At my request, Mamaie traded one of her blankets with a neighbor for some used children’s clothes. Though she muttered about how she’d prefer to see me in things meant for girls, my grandmother got me some brown overalls and big boots, which hardly smelled like boy feet at all. Mamaie’s comments were delicate enough to ignore, and besides, when I wore my overalls, I looked like a real farmer. Tataie said so more than once, and it made me beam bright as a radish.
After securing the last button, I met Gabi in the kitchen. She had a net and a stubborn look on her face.
“There’s some Bombus lucorum down near the schoolhouse,” she said, her jaw set. When I didn’t react, she rolled her eyes. “White-tailed bumblebees.”
My brow raised. “Those are worth extra credit.”
Perhaps there was hope I’d finish my homework after all.
Since, of course, I’d completed all the summer reading, I’d helped Gabi fill out her worksheets with questions about characters. I’d even written book reports for her to copy, just different enough from my own that we shouldn’t get caught. In return the veterinarian’s daughter had brought me slugs, beetles, grasshoppers, and moths. She’d dropped
the cotton balls into the jars and pinned the bugs to my board.
“It’s all right,” she said as she pushed the needles through their backs and caught my expression. “They’re dead now. It doesn’t hurt.”
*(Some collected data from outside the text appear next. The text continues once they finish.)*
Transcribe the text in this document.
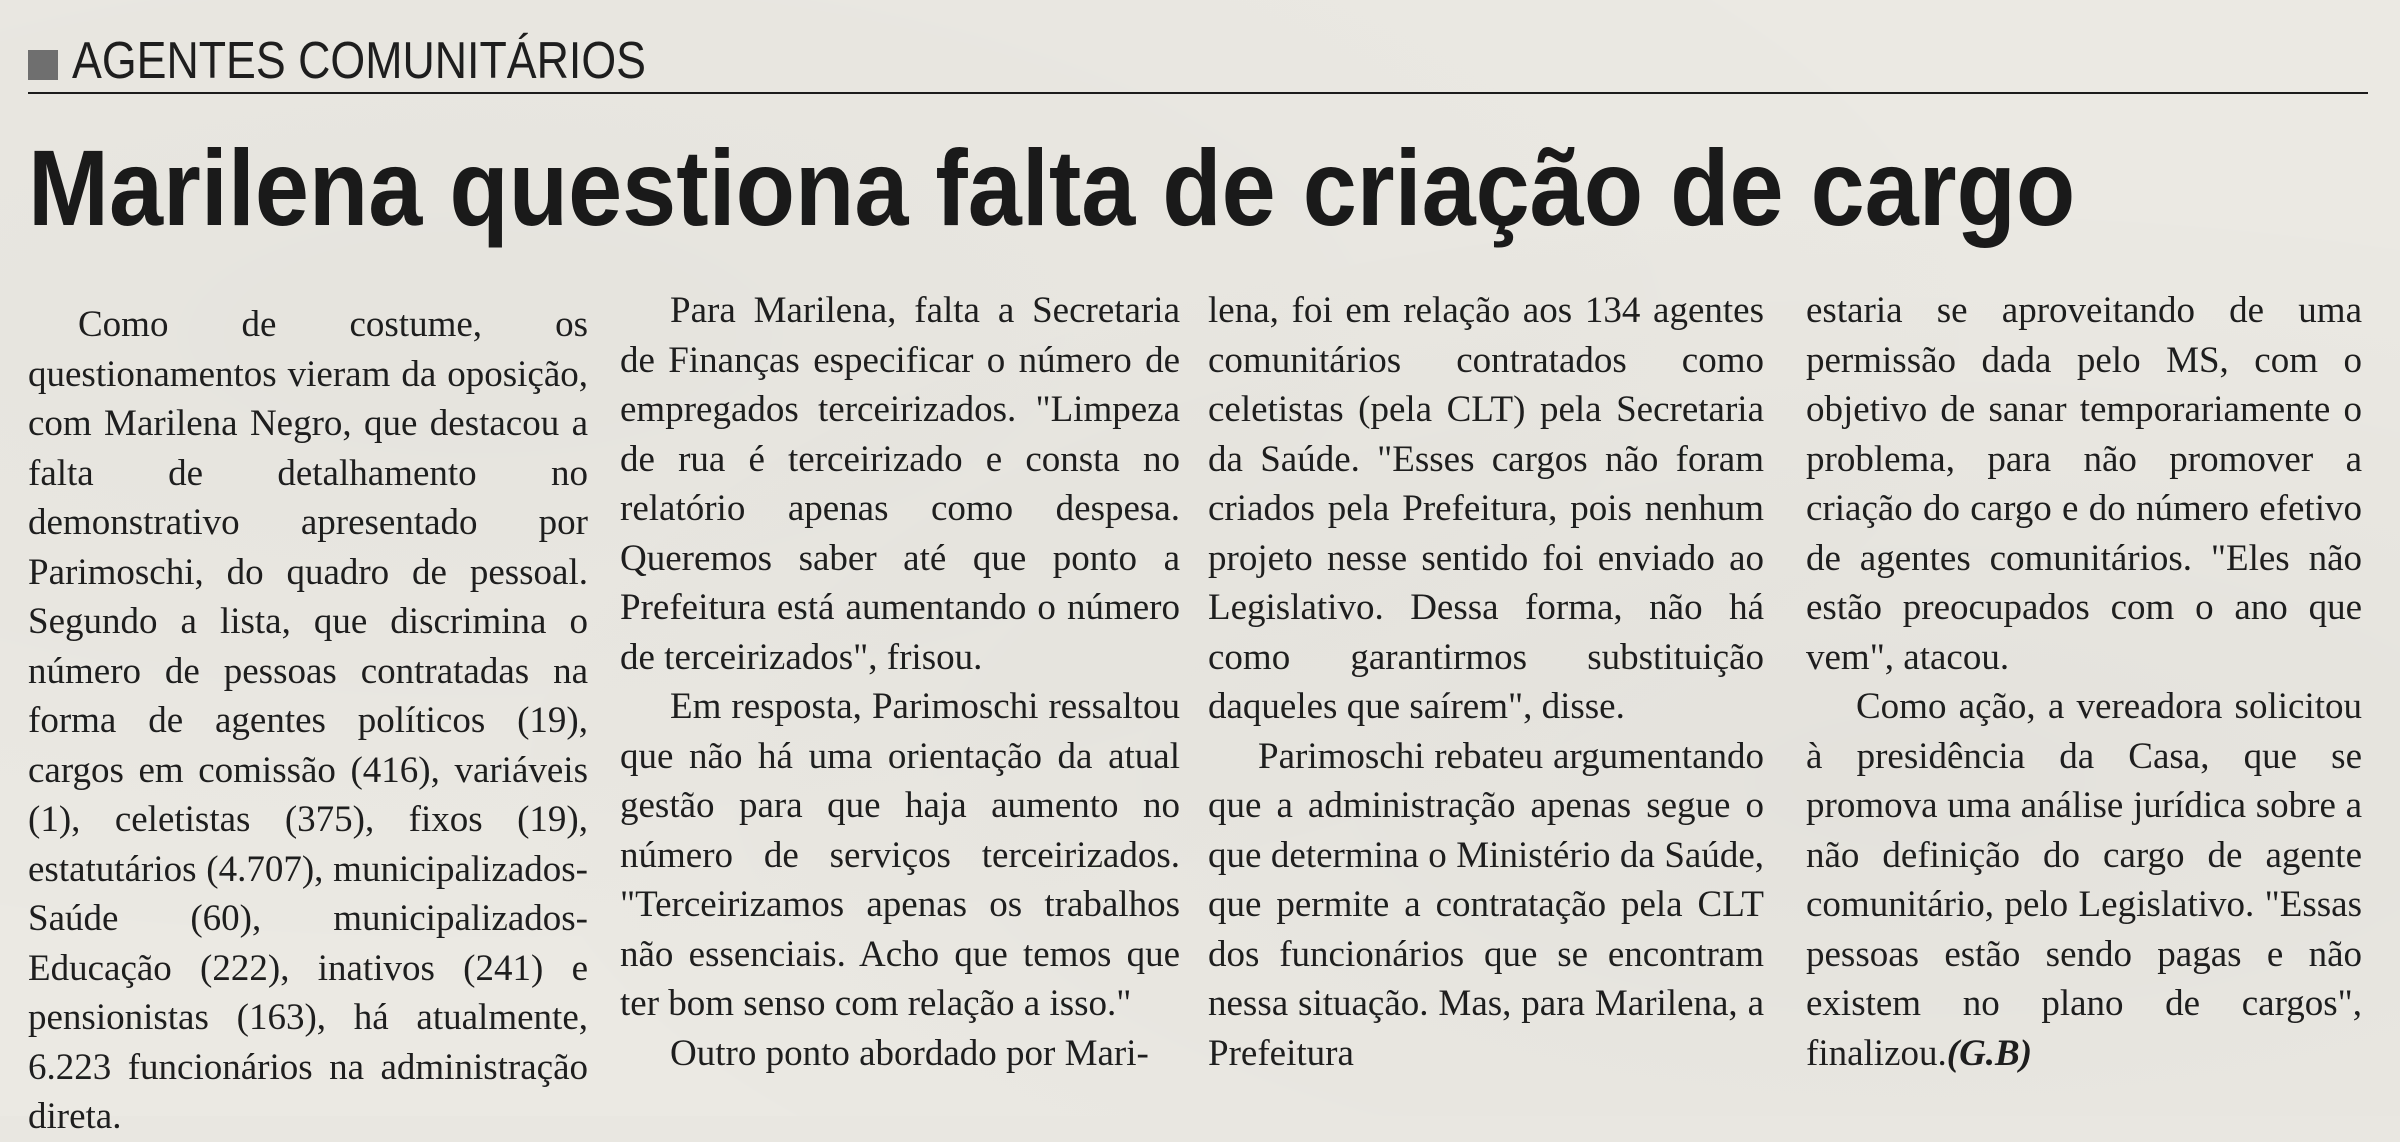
AGENTES COMUNITÁRIOS
Marilena questiona falta de criação de cargo

Como de costume, os questionamentos vieram da oposição, com Marilena Negro, que destacou a falta de detalhamento no demonstrativo apresentado por Parimoschi, do quadro de pessoal. Segundo a lista, que discrimina o número de pessoas contratadas na forma de agentes políticos (19), cargos em comissão (416), variáveis (1), celetistas (375), fixos (19), estatutários (4.707), municipalizados-Saúde (60), municipalizados-Educação (222), inativos (241) e pensionistas (163), há atualmente, 6.223 funcionários na administração direta.

Para Marilena, falta a Secretaria de Finanças especificar o número de empregados terceirizados. "Limpeza de rua é terceirizado e consta no relatório apenas como despesa. Queremos saber até que ponto a Prefeitura está aumentando o número de terceirizados", frisou.

Em resposta, Parimoschi ressaltou que não há uma orientação da atual gestão para que haja aumento no número de serviços terceirizados. "Terceirizamos apenas os trabalhos não essenciais. Acho que temos que ter bom senso com relação a isso."

Outro ponto abordado por Mari-

lena, foi em relação aos 134 agentes comunitários contratados como celetistas (pela CLT) pela Secretaria da Saúde. "Esses cargos não foram criados pela Prefeitura, pois nenhum projeto nesse sentido foi enviado ao Legislativo. Dessa forma, não há como garantirmos substituição daqueles que saírem", disse.

Parimoschi rebateu argumentando que a administração apenas segue o que determina o Ministério da Saúde, que permite a contratação pela CLT dos funcionários que se encontram nessa situação. Mas, para Marilena, a Prefeitura

estaria se aproveitando de uma permissão dada pelo MS, com o objetivo de sanar temporariamente o problema, para não promover a criação do cargo e do número efetivo de agentes comunitários. "Eles não estão preocupados com o ano que vem", atacou.

Como ação, a vereadora solicitou à presidência da Casa, que se promova uma análise jurídica sobre a não definição do cargo de agente comunitário, pelo Legislativo. "Essas pessoas estão sendo pagas e não existem no plano de cargos", finalizou.(G.B)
“It’s just so sad, though,” I said. “Why do they make us kill them?”
“Adults are pretty messed up.” She shrugged. “But I guess it’s better than keeping them alive trapped in a jar, feeding them grass and stuff that they don’t want to eat.”
“Maybe,” I said. Though at least in a jar there was hope. Your captor might let you go. Or the jar might get knocked off the table and break.
Even with Gabi’s help, though, my bug collection was unfinished. If I wanted the project to pass, I’d have to catch something really fantastic.
“I saw the bees yesterday in some witch’s bells. Probably the last of the year,” Gabi said. “I wanted to get one for you, but I was bringing formula to the Salas’ piglets and my arms were full. They might be back today, though, and you need the points. You won’t get any credit for those mushed caterpillars.”
I looked at Mamaie, who was near the door collecting her things.
“You’re sure you’re feeling all right?” she asked, touching a hand to my head. I nodded, and she said, “Go ahead, then, but no running. And no drinking cold water out of the well. And keep away from the man at the inn.”
She still hadn’t said out loud who he was, but I knew.
While I’d been sick, a stranger had arrived in the valley. He claimed that he was on vacation, traveling the countryside, and had promised to meet a companion in our town. Every day he walked around the village, describing his friend to the townspeople, asking if anyone had seen him. The description sounded just like my uncle.
My grandparents’ first instinct was that I should stay hidden. But the man never mentioned anything about a little girl, and once school started tomorrow, it would be more suspicious than anything else to keep me locked up at home.
“Don’t worry,” I said to Mamaie. “Ninja Robo-Gabi and I will use stealth mode.”